Anything promising to have you master grammar in 10 days or less can leave you discouraged. You didn’t even learn to tie your shoes in 10 days or less—that took your entire kindergarten year to figure out!

Modern language learners avoid the three-week-guarantee propaganda and focus on conversational skills in a relaxed, but consistent manner. We push day-in and day-out towards the goal and eventually achieve the results we’re after.

So, how do we learn grammar the modern way? We can’t ignore grammar altogether and pretend it isn’t at all important. So, what can we do to learn it in ways that differ from traditional approaches?

There are in fact three things modern language learners do when learning grammar. Let’s look at each one together.

3 Ways Modern Learners Approach Grammar

1. We read what we enjoy, not what we’re “supposed” to read

Reading exposes us to grammar in its natural context. And yes, reading in a foreign language is difficult. But it’s easier when you read what you love. The key is to read what you would normally read in English.

For example, if you like cooking, you can read food magazines in your target language. A relaxed approach is best. So, open the umbrella, stretch out on the lawn chair, get the lemonade and read what you love with the breeze blowing around you.

2. We study in short, frequent intervals, not long and random spurts

Six 10-minute sessions of grammar practice is better than one hour straight through. We learn best in short segments. And language is learned by frequent repetition.

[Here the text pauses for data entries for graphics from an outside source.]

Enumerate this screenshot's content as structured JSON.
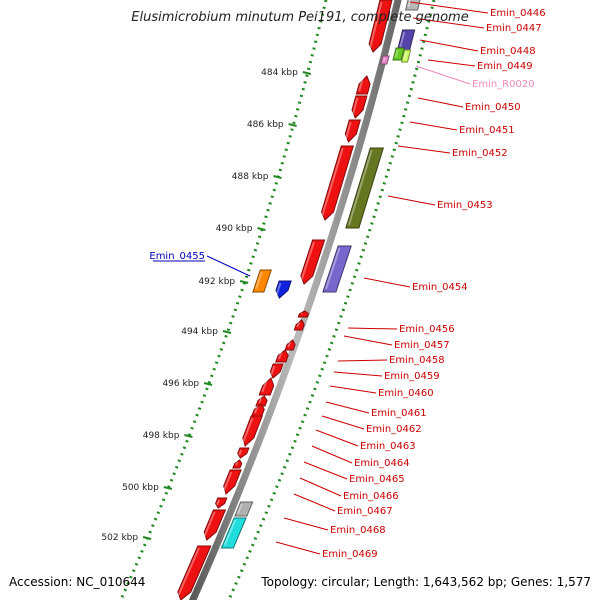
{
  "title": "Elusimicrobium minutum Pei191, complete genome",
  "footer": {
    "accession": "Accession: NC_010644",
    "summary": "Topology: circular; Length: 1,643,562 bp; Genes: 1,577"
  },
  "colors": {
    "backbone": "#888888",
    "dots": "#228822",
    "gene_red": "#ee1111",
    "label_red": "#cc0000",
    "label_blue": "#0000bb",
    "label_pink": "#ee88bb"
  },
  "axis": {
    "ticks": [
      "484 kbp",
      "486 kbp",
      "488 kbp",
      "490 kbp",
      "492 kbp",
      "494 kbp",
      "496 kbp",
      "498 kbp",
      "500 kbp",
      "502 kbp"
    ]
  },
  "genes": [
    {
      "label": "Emin_0446",
      "color": "#cc0000"
    },
    {
      "label": "Emin_0447",
      "color": "#cc0000"
    },
    {
      "label": "Emin_0448",
      "color": "#cc0000"
    },
    {
      "label": "Emin_0449",
      "color": "#cc0000"
    },
    {
      "label": "Emin_R0020",
      "color": "#ee88bb"
    },
    {
      "label": "Emin_0450",
      "color": "#cc0000"
    },
    {
      "label": "Emin_0451",
      "color": "#cc0000"
    },
    {
      "label": "Emin_0452",
      "color": "#cc0000"
    },
    {
      "label": "Emin_0453",
      "color": "#cc0000"
    },
    {
      "label": "Emin_0454",
      "color": "#cc0000"
    },
    {
      "label": "Emin_0455",
      "color": "#0000bb"
    },
    {
      "label": "Emin_0456",
      "color": "#cc0000"
    },
    {
      "label": "Emin_0457",
      "color": "#cc0000"
    },
    {
      "label": "Emin_0458",
      "color": "#cc0000"
    },
    {
      "label": "Emin_0459",
      "color": "#cc0000"
    },
    {
      "label": "Emin_0460",
      "color": "#cc0000"
    },
    {
      "label": "Emin_0461",
      "color": "#cc0000"
    },
    {
      "label": "Emin_0462",
      "color": "#cc0000"
    },
    {
      "label": "Emin_0463",
      "color": "#cc0000"
    },
    {
      "label": "Emin_0464",
      "color": "#cc0000"
    },
    {
      "label": "Emin_0465",
      "color": "#cc0000"
    },
    {
      "label": "Emin_0466",
      "color": "#cc0000"
    },
    {
      "label": "Emin_0467",
      "color": "#cc0000"
    },
    {
      "label": "Emin_0468",
      "color": "#cc0000"
    },
    {
      "label": "Emin_0469",
      "color": "#cc0000"
    }
  ]
}
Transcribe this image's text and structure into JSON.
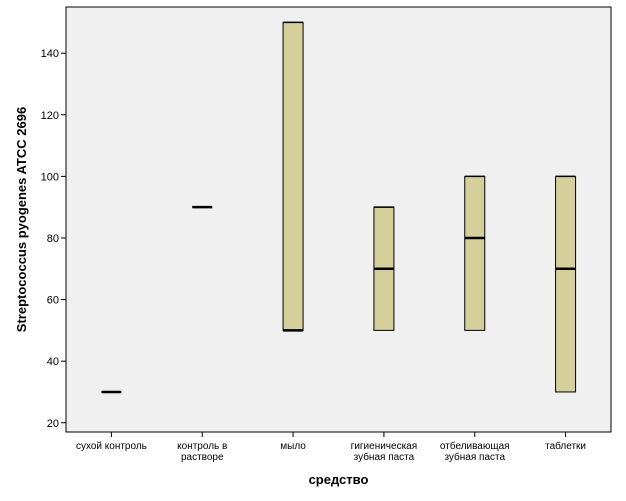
{
  "chart_data": {
    "type": "boxplot",
    "xlabel": "средство",
    "ylabel": "Streptococcus pyogenes ATCC 2696",
    "ylim": [
      17,
      155
    ],
    "yticks": [
      20,
      40,
      60,
      80,
      100,
      120,
      140
    ],
    "grid": false,
    "colors": {
      "box_fill": "#d5cf9c",
      "plot_bg": "#f0f0f0",
      "stroke": "#000000"
    },
    "categories": [
      {
        "lines": [
          "сухой контроль"
        ],
        "min": 30,
        "q1": 30,
        "median": 30,
        "q3": 30,
        "max": 30
      },
      {
        "lines": [
          "контроль в",
          "растворе"
        ],
        "min": 90,
        "q1": 90,
        "median": 90,
        "q3": 90,
        "max": 90
      },
      {
        "lines": [
          "мыло"
        ],
        "min": 50,
        "q1": 50,
        "median": 50,
        "q3": 150,
        "max": 150
      },
      {
        "lines": [
          "гигиеническая",
          "зубная паста"
        ],
        "min": 50,
        "q1": 50,
        "median": 70,
        "q3": 90,
        "max": 90
      },
      {
        "lines": [
          "отбеливающая",
          "зубная паста"
        ],
        "min": 50,
        "q1": 50,
        "median": 80,
        "q3": 100,
        "max": 100
      },
      {
        "lines": [
          "таблетки"
        ],
        "min": 30,
        "q1": 30,
        "median": 70,
        "q3": 100,
        "max": 100
      }
    ]
  }
}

Good language learners study in small, frequent intervals for optimal results.

3. We use the grammar we learn in real conversations

The best way to learn something is to do it. We learn better by using what we learn than by letting our new information collect dust in our brain cells.

A good approach to learning (and remembering grammar) is to use the one grammar concept you last learned in a conversation five times within the next day. Then learn the next concept. Then use it five times in conversation. Keep repeating this process and you’ll program grammatical patterns into your use of the language.

This is better than memorizing five concepts, using one, then forgetting four. Instead of learning five then using one, try to learn one then use it five times. It may be only one. But one concept remembered is better than ten concepts forgotten.

 

The key is to relax. Modern language learning takes the pressure off, focuses on conversation and makes learning languages fun. Modern linguists understand that grammar is important, but it isn’t everything. We don’t have to know it all. And conversational grammar is still grammar. We don’t get overwhelmed with good resources, we don’t focus too much on grammar, and we avoid the get-fluent-in-a-week claims that discourage some learners. As modern language learners, we read what we enjoy, study in short intervals and use what we learn in real conversation.

And besides, learning modern grammar in real-life conversation will keep you from sounding like a professor from the 17th century who forgot that her language has changed over the past 500 years.